If I had to guess, I'd say you've got low light at your substrate, but you could still grow some plants.


----------



## vtyou (Mar 17, 2012)

solarz said:


> Depends, how big is the tank? What kind of plants are you trying to grow?
> 35 cm is not very high, so the area immediately under the CFL will have enough light for medium-light plants. The surrounding areas, on the other hand, may only be able to support low-light plants.


The tank dimensions are L50xD33xH35cm and I am mainly looking to grow monte carlo and maybe some rotala. I have another goose neck lamp laying but was just wondering if one bulb was enough to put me in the medium light range.


----------



## solarz (Aug 31, 2010)

vtyou said:


> The tank dimensions are L50xD33xH35cm and I am mainly looking to grow monte carlo and maybe some rotala. I have another goose neck lamp laying but was just wondering if one bulb was enough to put me in the medium light range.


I think it would give you low light.

To compare, 50cm is about 19". With a T5HO fixture, you'll need 2x18w bulbs to get medium light. That's 36w of T5HO compared to only 23w of CFL.

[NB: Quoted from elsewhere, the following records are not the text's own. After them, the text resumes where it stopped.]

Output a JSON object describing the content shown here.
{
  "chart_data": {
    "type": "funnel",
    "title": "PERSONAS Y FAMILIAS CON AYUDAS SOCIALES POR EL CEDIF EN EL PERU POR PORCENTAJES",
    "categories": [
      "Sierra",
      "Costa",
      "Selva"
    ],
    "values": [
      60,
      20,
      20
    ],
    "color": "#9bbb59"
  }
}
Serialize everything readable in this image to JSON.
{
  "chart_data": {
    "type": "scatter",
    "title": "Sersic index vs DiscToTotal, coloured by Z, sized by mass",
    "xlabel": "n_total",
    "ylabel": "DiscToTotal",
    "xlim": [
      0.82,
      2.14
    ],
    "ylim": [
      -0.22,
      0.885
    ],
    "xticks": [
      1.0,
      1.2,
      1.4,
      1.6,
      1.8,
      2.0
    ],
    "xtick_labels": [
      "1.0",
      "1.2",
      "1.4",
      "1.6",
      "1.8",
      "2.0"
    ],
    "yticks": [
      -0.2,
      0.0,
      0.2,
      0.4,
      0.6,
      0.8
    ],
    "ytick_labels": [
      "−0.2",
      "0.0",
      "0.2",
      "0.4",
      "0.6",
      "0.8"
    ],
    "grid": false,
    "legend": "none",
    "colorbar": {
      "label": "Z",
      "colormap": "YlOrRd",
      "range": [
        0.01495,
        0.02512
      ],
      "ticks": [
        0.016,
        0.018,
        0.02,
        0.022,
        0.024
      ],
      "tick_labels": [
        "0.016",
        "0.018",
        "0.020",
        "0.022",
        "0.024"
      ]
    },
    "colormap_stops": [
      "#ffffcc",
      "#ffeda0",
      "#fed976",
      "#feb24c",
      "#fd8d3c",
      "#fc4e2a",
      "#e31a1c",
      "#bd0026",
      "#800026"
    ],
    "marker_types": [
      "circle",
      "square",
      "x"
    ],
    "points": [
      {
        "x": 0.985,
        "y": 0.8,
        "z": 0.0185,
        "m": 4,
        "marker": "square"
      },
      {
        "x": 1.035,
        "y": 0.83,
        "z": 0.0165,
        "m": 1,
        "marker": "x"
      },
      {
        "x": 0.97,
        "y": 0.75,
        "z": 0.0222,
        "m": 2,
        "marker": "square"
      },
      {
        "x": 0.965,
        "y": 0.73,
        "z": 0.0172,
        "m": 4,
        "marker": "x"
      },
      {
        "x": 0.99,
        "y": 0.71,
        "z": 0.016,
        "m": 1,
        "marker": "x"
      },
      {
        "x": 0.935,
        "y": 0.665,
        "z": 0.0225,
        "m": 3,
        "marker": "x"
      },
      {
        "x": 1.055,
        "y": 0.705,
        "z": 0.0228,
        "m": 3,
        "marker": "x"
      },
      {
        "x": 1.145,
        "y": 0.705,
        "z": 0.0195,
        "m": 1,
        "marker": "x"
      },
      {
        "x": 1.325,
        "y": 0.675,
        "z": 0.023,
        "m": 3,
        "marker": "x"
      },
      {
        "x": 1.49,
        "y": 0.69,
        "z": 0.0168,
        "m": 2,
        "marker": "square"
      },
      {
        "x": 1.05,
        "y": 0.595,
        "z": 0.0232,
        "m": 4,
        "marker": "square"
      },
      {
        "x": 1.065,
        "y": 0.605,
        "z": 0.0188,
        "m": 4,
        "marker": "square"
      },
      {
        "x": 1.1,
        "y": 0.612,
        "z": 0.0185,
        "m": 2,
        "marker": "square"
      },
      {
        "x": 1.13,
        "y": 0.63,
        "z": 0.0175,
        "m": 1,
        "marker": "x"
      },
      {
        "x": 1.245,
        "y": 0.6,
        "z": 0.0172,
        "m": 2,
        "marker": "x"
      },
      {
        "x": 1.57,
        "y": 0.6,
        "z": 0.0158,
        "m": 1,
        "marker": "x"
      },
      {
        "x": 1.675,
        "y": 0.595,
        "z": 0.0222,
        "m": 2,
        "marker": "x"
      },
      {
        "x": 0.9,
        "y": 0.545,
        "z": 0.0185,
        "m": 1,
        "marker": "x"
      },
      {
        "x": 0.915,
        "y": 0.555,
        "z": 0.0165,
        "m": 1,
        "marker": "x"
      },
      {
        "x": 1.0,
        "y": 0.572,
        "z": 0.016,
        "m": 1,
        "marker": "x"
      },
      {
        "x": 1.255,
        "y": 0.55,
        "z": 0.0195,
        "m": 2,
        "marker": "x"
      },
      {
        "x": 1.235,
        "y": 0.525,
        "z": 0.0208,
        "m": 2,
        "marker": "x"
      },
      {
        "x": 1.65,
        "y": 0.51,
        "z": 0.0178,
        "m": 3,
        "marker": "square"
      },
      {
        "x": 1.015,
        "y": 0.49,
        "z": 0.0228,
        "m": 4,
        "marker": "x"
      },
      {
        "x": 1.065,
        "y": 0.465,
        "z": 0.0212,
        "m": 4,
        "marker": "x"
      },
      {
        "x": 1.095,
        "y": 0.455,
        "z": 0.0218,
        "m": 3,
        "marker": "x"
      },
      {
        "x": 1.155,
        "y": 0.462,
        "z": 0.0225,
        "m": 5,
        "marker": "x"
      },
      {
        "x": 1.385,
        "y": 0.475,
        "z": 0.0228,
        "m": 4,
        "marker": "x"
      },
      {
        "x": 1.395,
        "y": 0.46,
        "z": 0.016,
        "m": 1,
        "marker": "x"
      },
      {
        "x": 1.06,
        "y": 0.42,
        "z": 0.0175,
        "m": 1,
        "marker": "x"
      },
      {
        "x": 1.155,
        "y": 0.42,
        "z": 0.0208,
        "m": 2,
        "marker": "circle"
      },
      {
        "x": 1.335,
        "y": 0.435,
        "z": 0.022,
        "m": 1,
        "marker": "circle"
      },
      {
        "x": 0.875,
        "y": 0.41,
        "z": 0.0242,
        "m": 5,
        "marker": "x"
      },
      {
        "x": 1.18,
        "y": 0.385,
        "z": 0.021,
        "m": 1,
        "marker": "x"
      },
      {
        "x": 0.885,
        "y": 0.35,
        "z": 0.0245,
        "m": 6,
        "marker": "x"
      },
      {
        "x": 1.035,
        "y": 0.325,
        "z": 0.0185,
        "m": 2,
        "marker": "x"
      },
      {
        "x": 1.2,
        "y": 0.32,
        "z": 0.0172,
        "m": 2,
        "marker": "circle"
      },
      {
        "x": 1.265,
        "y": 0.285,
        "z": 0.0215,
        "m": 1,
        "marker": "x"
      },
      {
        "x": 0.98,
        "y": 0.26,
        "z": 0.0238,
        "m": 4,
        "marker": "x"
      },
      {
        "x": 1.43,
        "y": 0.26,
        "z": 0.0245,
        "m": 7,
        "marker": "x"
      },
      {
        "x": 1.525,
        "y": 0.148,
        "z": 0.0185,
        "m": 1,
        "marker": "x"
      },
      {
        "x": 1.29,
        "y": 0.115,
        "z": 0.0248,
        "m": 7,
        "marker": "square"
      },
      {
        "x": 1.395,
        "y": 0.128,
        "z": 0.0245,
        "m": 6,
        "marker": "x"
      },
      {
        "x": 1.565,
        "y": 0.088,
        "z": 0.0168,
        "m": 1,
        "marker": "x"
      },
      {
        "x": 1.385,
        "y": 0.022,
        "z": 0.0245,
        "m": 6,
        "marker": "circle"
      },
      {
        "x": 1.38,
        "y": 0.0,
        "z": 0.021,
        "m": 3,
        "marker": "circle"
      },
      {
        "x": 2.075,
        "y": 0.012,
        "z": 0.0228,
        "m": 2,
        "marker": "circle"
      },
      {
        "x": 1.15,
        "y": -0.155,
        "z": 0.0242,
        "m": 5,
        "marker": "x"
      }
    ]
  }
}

You could use 2 lamps, but it still wouldn't be as much light as the 2-bulb T5HO.


----------



## vtyou (Mar 17, 2012)

solarz said:


> I think it would give you low light.
> 
> To compare, 50cm is about 19". With a T5HO fixture, you'll need 2x18w bulbs to get medium light. That's 36w of T5HO compared to only 23w of CFL.
> 
> You could use 2 lamps, but it still wouldn't be as much light as the 2-bulb T5HO.


I would probably go with the 2 lamps as I already have them laying around, thanks for your help!

EDIT: Second question! Does anyone know if it's safe to use Miracle Grow's Nature's Care Organic Garden Soil with Water Conserve for a dirted tank?


----------



## rmahabir (Oct 6, 2014)

Hi vtyou,
There is a fish enthusiast out in the US named Pete Mang...very eclectic. He has a website dedicated to years of experimentation. His website will definitely put a very good perspective on your questions for lighting and the usage of Miracle Grow. If nothing else, it is a good read. www.lotsoffish.net


----------